We know that power $P = \dfrac{V^2}{R} \Rightarrow R = \dfrac{V^2}{P}$, where V = 220 V
$R_{100} = \dfrac{220^2}{100} = 484\Omega$
$R_{60} = \dfrac{220^2}{60} = 806.667\Omega$
The effective resistance of the two bulbs in series will be:
$R_{eff} = R_{100} +R_{60} = 484 + 806.667 = 1290.667\Omega$.
Therefore, the total power output of the circuit is given by:
$P_{total} = \dfrac{V^2}{R_{eff}} = \dfrac{220^2}{1290.667} = \dfrac{48400}{1290.667} = 37.5\;W$
Therefore, the first option is correct.

B. When V=220 V, $P_{60}$>$P_{100}$ (P is power)
From the previous evaluation, we have $R_{100}$<$R_{60}$.
Now, in a series circuit, the current flowing through all circuit components will be the same.
From previous evaluation, we have, power $P = \dfrac{V^2}{R} = \dfrac{(IR)^2}{R} = I^2 R$
Following this we have:
$P_{100} = I^2 R_{100} = 484I^2$
$P_{60} = I^2 R_{60} = 806.667I^2$
This means that $P_{60}$>$P_{100}$.
Therefore, the second option is also correct.

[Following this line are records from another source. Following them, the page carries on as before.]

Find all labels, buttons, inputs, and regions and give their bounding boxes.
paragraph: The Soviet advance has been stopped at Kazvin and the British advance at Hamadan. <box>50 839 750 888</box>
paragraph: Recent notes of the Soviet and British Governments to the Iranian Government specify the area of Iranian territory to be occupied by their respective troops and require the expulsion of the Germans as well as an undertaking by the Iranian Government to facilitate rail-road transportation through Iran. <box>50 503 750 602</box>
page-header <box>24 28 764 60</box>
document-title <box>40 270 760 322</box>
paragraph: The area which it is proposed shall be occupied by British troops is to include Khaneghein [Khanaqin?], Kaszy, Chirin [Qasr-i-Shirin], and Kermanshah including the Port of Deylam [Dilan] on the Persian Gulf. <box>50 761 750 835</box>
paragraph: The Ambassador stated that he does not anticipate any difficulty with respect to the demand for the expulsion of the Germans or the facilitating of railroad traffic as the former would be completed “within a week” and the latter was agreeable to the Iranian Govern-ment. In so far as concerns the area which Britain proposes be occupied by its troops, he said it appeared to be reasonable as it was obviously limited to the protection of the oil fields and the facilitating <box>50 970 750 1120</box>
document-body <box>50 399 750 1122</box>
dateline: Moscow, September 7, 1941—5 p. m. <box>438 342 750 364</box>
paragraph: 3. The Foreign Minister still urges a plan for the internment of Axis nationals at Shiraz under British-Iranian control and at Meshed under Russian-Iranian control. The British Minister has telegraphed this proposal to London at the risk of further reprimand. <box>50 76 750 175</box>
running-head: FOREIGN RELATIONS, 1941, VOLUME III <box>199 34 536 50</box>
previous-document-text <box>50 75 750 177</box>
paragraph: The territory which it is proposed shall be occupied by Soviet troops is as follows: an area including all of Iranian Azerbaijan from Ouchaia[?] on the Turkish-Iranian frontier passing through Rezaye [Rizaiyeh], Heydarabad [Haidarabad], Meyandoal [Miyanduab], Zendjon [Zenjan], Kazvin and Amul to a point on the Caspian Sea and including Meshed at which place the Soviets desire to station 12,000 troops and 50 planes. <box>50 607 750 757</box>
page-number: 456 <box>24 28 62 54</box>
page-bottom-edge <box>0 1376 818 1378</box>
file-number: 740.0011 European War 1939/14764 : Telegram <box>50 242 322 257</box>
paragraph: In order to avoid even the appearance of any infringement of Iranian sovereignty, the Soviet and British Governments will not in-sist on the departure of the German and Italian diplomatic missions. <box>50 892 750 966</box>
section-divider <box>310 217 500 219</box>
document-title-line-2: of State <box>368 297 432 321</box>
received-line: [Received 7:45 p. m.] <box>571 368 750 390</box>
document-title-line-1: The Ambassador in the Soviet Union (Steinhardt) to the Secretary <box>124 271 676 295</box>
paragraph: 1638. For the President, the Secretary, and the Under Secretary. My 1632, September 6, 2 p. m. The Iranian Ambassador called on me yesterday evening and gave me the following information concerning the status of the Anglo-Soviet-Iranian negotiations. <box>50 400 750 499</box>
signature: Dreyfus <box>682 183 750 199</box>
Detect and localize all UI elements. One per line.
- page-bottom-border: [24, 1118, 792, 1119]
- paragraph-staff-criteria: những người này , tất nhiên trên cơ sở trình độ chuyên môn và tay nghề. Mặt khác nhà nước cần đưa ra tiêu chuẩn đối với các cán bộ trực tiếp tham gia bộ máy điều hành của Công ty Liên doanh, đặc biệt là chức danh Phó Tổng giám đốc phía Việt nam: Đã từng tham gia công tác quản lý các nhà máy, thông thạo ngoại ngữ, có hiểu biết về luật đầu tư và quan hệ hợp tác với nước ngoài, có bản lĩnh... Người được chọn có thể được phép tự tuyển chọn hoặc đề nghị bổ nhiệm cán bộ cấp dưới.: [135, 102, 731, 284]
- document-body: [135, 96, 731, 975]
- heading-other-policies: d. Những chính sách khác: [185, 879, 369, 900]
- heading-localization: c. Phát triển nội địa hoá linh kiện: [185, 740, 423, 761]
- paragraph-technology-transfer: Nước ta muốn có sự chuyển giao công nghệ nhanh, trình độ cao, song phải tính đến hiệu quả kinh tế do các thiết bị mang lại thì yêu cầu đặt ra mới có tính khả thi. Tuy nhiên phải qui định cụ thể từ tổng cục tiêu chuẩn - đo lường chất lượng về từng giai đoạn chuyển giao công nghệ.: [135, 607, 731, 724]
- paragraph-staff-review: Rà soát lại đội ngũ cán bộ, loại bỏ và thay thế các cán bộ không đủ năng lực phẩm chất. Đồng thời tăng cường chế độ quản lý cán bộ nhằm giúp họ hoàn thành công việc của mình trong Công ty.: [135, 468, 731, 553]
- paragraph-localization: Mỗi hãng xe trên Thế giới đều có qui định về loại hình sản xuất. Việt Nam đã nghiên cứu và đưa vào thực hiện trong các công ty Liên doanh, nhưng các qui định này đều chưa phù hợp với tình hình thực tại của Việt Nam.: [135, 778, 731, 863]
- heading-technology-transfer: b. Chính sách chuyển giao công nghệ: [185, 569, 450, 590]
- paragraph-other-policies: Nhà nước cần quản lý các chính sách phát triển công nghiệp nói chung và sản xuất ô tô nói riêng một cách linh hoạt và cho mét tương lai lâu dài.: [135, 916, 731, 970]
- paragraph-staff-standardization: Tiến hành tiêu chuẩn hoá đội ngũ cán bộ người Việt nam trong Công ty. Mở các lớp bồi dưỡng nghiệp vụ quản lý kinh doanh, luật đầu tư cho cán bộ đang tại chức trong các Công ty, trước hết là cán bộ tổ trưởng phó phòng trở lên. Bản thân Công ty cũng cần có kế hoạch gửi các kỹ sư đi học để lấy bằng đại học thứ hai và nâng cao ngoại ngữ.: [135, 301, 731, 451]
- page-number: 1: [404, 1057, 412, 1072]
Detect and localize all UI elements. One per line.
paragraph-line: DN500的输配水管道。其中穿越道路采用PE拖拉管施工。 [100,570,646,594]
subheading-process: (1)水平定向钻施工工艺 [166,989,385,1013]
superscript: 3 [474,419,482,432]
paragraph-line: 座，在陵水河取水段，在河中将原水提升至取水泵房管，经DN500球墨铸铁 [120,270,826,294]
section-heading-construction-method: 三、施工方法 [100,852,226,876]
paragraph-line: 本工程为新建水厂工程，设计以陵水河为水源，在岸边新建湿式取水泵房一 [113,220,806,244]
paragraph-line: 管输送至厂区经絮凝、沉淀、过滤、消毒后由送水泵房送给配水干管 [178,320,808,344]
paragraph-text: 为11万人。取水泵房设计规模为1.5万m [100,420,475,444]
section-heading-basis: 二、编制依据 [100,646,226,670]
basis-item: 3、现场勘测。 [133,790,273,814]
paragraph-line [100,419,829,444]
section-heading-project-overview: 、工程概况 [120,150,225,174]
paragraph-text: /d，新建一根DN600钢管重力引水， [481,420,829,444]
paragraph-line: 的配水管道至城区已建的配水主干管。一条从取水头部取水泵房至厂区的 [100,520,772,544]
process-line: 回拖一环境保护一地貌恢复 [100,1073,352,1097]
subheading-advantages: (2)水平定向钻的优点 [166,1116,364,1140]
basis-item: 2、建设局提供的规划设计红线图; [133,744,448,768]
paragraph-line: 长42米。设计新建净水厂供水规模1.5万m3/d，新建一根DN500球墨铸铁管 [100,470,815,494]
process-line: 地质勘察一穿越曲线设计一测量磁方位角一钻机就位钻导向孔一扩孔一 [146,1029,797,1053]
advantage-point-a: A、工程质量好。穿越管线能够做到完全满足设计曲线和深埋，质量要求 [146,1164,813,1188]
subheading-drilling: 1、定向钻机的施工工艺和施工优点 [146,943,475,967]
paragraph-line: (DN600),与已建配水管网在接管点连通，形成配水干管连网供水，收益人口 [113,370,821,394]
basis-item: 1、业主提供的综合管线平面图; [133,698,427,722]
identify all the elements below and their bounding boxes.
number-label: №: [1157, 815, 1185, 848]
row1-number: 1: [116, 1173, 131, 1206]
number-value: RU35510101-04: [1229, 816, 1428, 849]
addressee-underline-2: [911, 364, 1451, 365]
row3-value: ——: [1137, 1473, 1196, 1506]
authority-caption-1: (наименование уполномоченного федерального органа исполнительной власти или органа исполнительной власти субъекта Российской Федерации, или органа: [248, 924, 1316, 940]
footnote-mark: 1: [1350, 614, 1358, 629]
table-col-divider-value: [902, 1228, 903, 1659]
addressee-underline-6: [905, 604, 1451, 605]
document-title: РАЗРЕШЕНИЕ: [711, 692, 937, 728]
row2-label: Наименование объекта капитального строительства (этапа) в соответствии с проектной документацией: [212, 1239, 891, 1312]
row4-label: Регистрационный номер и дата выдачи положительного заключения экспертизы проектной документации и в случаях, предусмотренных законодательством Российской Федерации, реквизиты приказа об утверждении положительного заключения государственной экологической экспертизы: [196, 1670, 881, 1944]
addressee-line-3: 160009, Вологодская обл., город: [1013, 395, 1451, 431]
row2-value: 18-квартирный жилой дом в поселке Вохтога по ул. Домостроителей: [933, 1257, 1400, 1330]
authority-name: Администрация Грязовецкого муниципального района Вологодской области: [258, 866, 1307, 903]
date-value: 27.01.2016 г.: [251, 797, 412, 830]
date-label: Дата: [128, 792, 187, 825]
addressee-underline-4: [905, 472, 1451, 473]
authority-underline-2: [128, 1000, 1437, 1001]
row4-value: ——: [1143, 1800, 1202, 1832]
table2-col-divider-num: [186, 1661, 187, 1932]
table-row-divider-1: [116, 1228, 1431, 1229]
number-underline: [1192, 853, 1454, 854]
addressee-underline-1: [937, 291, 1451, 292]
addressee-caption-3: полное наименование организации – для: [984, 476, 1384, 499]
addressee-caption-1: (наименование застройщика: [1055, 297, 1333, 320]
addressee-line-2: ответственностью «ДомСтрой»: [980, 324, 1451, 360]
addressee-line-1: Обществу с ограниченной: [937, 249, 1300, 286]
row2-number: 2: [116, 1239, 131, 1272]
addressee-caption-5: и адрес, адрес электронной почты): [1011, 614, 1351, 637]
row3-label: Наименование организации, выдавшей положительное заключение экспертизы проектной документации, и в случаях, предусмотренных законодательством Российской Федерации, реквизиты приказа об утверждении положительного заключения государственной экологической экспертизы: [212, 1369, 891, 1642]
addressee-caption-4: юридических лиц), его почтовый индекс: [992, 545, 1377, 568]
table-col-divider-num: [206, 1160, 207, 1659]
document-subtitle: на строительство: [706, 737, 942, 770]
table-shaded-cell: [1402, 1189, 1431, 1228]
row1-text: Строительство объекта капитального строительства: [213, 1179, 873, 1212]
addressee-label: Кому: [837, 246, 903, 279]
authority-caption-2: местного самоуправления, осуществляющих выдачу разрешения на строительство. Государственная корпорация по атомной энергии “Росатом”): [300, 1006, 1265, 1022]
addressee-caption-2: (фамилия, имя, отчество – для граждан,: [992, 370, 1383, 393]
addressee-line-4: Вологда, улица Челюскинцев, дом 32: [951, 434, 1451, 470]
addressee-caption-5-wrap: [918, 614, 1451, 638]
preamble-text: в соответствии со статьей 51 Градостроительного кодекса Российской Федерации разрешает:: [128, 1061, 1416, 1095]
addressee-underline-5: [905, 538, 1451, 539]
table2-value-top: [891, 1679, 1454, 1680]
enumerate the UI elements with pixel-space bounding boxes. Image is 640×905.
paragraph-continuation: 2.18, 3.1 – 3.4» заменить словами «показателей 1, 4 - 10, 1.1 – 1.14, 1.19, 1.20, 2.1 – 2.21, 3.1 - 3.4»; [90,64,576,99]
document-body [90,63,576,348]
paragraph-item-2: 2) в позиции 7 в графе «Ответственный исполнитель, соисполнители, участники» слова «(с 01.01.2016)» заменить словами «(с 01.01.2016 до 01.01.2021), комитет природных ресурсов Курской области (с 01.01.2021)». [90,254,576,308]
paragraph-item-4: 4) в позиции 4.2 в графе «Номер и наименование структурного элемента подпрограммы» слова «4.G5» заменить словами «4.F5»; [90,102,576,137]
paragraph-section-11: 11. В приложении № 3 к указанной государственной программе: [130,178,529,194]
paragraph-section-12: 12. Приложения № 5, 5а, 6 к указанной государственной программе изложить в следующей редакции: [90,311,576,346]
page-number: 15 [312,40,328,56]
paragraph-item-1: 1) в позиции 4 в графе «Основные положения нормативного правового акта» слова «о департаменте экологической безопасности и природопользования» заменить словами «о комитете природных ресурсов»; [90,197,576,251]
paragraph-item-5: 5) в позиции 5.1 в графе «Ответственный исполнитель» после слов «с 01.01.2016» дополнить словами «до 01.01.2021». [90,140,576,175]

C. When V=440 V, 60 W bulb will fuse
In a series combination, the bulb with a higher resistance will handle more voltage and hence will be the first to fuse.
Thus, the 60W will fuse first. Let us determine the voltage at which the bulb fuses:
$V_{60} = \dfrac{R_{60}}{R_{100}+R_{60}}\times 440 = \dfrac{806.667}{1290.667} \times 440 = 275\;V$
Therefore, the third option is also correct.
Now, this leaves us with the fourth alternative to be the incorrect alternative, so let us see why.

D. The maximum safe value of V is 400V
For the 60W bulb to not fuse, the voltage drop across it should not exceed 220V, i.e. it should be $\leq$ 220V:
$\dfrac{R_{60}}{R_{100}+R_{60}}\times V \leq 220$
$\Rightarrow \dfrac{806.667}{1290.667} \times V \leq 220$
$\Rightarrow V \leq \dfrac{220 \times 1290.667}{806.667} = 351.99 \approx 352\;V$
Therefore, the fourth option is incorrect.

So, the correct answer is “Option A”.

Note:
Remember that a series circuit is a voltage divider whereas a parallel circuit is a current divider. We add up all the resistances in a series circuit because the resistances are arranged in such a way that the current has only one path to take. However, when resistances are connected in parallel, there are multiple paths for the current to pass through but have the same potential difference across them. This results in a net resistance that is lower than any of the individual resistances.